Stolz ragt die Schulleiterin Anne Dore Lange-Hochgesand aus der Menge ihrer Schüler. Sie steht inmitten des Schulhof der Erich-Kästner-Schule auf der Goethestrasse. Doch nicht grundlos haben sich Lehrer, Schüler und Eltern am vergangenen Donnerstag versammelt - die Eröffnung des lang ersehnten und mühsam gestalteten neuen Schulhofs stand auf der Tagesordnung.

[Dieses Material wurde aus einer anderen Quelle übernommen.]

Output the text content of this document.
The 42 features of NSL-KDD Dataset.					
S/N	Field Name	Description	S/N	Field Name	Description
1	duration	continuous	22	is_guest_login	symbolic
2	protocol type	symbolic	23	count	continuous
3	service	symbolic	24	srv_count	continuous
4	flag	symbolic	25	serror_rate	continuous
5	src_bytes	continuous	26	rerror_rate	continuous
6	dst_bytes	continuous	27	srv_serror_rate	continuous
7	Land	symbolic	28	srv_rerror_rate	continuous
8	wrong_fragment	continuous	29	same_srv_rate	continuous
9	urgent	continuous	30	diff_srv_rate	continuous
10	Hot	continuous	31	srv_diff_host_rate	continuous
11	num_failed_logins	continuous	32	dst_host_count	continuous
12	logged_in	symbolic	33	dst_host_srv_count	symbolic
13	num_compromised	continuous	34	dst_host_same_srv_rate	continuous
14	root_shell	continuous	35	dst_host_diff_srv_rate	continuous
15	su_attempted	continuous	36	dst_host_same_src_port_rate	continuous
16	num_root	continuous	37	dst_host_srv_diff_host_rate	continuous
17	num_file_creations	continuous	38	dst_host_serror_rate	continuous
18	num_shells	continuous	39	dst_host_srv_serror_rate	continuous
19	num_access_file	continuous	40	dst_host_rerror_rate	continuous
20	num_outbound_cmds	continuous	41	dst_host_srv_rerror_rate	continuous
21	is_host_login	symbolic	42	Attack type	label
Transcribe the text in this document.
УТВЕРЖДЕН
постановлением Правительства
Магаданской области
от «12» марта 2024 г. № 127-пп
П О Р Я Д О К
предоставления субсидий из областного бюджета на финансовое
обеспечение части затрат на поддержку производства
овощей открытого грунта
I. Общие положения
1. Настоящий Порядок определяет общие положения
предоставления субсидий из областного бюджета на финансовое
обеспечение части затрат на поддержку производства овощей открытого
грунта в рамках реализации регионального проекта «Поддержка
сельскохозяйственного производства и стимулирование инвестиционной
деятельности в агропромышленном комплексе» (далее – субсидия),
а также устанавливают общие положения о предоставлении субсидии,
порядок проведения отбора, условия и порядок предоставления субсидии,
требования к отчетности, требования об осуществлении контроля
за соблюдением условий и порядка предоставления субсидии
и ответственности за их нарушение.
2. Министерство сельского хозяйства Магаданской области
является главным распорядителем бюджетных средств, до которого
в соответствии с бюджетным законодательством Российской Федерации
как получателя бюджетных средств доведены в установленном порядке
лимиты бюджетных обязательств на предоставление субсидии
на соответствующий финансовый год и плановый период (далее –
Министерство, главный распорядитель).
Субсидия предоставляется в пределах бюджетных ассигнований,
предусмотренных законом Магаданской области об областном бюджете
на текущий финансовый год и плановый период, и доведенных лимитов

(TB) Das Warten hat sich nun ein Jahr hingezogen. Den Anstoß gab Konrektorin Stephanie Sieker, die gemeinsam mit ihrer jetzigen 10. Klasse und einer Vielzahl an Helfern der Stadt, den alten Boden des Schulhofes entfernte. Nachdem die alten Platten nicht mehr die gewünschte Sicherheit boten, wurde der Boden neu asophaltiert. Ein besonderer Dank galt daher auch Otto Kahm von der Stadt, der sich besonders um das neue "Schulhofprojekt" kümmerte, jedoch am großen Eröffnugnstag nicht vor Ort sein konnte. Stellvertretend für seine Person war Sachgebietsleiterin für Schule und Sport, Daniela Thewes anwesend, die den Dank der Schulleiterin sicher gerne weitergeleitet hat. Mit dem Spruch von Erich Kästner selbst: "Es gibt nichts Gutes, außer man tut es", eröffnete die Schulleiterin die Feierlichkeiten. Ganz vorne mit dabei waren die ersten bis fünften Klassen, da der neie Hof mit seiner großen neuen Kletterwand und den vielen zusätzlich angeschafften Spielgeräten für sie errichtet wurde. Die älteren Schüler werden weiterhin den Schulhof im Eingangsbereich der Schule nutzen, der bislang kaum Spielraum für die kleinen bot.
zudem dankt die Leiterin noch allen Eltern und Helfern und selbstverständlich dem Land NRW, das sich bereit erklärt hat, unter anderem aus dem konjukturpaket II des Bundes eine fünfstellige Zahl für den Umbau zur Verfügung zu stellen. Mit Spannung schauten alle Beiteiligten dabei zu, wie Schulleiterin Lange-Hochgesand das Absprerrband durchschnitt, um offiziell den Hof zu eröffnen. Kaum erreichte die obligatorische Sperre den Boden, stürmen Groß und Klein auch schon auf die neuen Errungenschaften zu. "Da bleibt am Ende nur noch eine Frage offen," so die Schulleiterin "unser Hof hat noch keinen Namen!" Doch dies sollte nach den Arbeiten der letzten Monate das kleinste Problem für die Schüler darstellen. Auf Zettel dürfen sie nun Vorschläge an die Schulleitung weiterleiten, der Beste gewinnt. Eine nette Idee, die das Projekt "Schulhofumbau" dann hoffentlich bald abschließt.